Condensing to One Sentence Can Be a Great Way to Focus
Whether you run your own company, help to govern a company or non-profit, or are in the process of getting one or the other off the ground, your organization’s mission statement can be a key tool in guiding decision-making and orienting your organization and your brand around your mission.
But, a poorly written, overly long, vague, or unfocused mission statement does little for your organization. The best mission statements are succinct and yet they get across not only the organization’s goals, but the philosophical underpinnings on which it is built (or to be built).
How then to write a well-balanced, yet succinct mission statement that hits all the necessary points without going overboard? How do you get your mission statement refined enough that it can exist in one powerhouse of a sentence.
Before you say that it can’t be done, or that one sentence couldn’t possibly contain all the necessary information about your organization’s philosophy and goals while saying something about what makes your organization special, consider how long this sentence is and how much information it conveys.

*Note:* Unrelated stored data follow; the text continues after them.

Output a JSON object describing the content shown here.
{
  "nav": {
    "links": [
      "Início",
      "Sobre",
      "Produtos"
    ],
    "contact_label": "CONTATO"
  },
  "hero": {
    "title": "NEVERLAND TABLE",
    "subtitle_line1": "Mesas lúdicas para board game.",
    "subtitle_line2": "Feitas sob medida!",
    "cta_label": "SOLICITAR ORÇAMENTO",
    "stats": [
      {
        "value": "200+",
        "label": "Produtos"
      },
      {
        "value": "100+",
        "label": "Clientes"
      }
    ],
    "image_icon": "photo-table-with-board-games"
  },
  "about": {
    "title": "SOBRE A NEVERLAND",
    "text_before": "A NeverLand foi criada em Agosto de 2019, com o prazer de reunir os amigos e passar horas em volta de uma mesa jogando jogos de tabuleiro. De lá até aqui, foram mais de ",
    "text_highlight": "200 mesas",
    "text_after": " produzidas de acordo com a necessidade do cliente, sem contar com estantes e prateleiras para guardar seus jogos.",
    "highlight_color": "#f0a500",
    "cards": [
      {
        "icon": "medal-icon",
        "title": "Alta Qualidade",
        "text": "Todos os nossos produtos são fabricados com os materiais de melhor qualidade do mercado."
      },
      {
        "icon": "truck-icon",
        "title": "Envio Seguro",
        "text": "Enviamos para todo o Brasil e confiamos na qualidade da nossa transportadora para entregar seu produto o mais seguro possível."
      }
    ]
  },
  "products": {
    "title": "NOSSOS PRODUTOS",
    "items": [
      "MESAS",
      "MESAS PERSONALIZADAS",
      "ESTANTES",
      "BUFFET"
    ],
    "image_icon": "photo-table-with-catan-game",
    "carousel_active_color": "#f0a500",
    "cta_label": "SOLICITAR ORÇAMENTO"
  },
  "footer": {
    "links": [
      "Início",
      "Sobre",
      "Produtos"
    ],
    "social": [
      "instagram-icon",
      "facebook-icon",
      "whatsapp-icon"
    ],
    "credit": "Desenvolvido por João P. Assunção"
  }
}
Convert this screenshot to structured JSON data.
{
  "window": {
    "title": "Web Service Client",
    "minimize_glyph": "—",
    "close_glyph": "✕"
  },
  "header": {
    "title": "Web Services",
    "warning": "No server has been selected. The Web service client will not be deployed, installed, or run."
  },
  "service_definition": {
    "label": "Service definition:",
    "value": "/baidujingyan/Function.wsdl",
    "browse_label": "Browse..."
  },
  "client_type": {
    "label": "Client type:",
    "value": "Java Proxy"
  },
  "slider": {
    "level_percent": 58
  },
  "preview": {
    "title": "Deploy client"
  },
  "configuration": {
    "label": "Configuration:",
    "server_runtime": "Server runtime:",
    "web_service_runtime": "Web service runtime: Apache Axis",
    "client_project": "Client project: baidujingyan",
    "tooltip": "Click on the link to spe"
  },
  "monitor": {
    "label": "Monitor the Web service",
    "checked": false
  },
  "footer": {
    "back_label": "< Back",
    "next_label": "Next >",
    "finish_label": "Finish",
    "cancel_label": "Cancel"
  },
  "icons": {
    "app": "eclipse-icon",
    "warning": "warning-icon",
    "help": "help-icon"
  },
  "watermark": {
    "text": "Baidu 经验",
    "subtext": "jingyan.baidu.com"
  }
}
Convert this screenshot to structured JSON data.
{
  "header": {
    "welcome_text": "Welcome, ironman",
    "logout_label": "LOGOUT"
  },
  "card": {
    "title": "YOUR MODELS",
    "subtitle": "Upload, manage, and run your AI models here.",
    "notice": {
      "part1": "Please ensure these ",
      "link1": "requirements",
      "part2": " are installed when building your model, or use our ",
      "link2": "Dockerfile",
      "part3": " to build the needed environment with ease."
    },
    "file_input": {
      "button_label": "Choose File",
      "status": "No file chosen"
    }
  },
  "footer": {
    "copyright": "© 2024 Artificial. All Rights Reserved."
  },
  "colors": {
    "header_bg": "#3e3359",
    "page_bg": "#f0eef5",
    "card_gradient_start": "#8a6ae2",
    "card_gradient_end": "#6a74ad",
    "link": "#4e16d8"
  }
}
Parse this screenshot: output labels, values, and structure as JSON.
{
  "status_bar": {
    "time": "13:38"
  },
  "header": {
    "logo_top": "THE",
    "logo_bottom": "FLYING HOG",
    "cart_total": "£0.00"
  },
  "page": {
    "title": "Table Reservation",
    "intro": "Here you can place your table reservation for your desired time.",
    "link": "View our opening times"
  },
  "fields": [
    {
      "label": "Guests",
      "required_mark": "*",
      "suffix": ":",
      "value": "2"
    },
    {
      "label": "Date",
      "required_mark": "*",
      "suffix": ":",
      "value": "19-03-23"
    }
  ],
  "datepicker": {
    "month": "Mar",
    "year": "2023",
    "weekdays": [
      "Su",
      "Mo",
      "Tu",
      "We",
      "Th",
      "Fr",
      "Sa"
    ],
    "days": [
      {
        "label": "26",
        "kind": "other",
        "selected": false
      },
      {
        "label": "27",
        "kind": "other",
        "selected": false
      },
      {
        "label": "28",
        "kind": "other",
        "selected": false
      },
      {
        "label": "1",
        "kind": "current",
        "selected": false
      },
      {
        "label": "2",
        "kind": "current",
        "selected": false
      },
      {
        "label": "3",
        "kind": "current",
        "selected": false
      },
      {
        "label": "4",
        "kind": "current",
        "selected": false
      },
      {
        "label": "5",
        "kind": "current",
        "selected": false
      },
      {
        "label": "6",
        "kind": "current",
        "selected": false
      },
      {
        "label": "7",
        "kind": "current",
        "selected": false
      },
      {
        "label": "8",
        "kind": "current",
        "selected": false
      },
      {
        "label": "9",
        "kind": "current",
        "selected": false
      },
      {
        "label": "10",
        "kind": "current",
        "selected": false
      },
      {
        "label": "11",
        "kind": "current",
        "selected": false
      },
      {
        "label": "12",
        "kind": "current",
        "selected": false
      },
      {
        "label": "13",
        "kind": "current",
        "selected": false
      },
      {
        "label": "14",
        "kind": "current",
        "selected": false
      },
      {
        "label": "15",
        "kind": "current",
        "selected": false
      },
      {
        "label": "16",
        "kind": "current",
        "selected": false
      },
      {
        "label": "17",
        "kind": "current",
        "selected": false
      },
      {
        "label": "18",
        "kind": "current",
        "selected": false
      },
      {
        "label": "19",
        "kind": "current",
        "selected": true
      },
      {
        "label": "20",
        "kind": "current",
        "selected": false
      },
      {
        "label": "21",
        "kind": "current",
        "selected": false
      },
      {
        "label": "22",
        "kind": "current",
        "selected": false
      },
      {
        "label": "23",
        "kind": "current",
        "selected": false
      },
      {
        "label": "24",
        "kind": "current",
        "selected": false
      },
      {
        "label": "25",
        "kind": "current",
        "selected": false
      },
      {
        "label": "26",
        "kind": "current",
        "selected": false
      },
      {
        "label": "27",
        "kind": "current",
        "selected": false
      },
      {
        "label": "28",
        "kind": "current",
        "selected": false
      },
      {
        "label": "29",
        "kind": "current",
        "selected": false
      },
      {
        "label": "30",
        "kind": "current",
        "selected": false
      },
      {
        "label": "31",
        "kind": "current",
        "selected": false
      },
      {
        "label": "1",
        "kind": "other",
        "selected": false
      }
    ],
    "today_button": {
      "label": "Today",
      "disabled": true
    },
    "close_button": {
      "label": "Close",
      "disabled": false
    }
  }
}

The Golden Mean and Why You Should Stay Away From It
The Golden Mean philosophically speaking is the ideal center place between two extremes. It is a place of moderation and it is exactly where you don’t want your mission statement to live. There are many web articles, blog posts, and books from various business and entrepreneurial thought leaders that will give you a laundry list of everything that should go into your mission statement.
When following one of these guru’s advice it can be all too tempting to come up with a list of every attribute that makes your organization what it is. Then when you hear that in order to focus your efforts as an organization you need to focus your mission, your natural reaction might be to just trim a few things and call it an exercise in moderation. There is no room for moderation in crafting an effective mission statement. Now is the time to go for the lean extreme.
Mission Creep and Trimming the Fat
People have a tendency to push for the initiatives and pet projects that they are most invested in personally, regardless of their potential impact on the direction of the organization they are working within.
Only when confronted by someone without a direct investment in their project do they begin to search for a way to align it with mission or values of the organization.
A well-crafted, tight, succinct mission statement that leaves little room for interpretation can help your organization avoid mission creep driven by the best of intentions, as well as politics and in-fighting. Trim any and all extraneous fat from your mission, save it for marketing descriptions.
Burn Down the Mission and Rebuild It From Scratch
So, even if you’re perfectly happy with the mission statement your organization already has, consider taking the time to throw it out and engage in the exercise of building a new, tighter, more economical, single-sentence version from scratch.
Even if you have no intention of replacing or removing a single word from what you already have, the exercise of trying to rewrite one as tightly as possible can have tremendous value as it forces you to seriously consider what is essential and what is superfluous not only in your mission, but in your organization as well.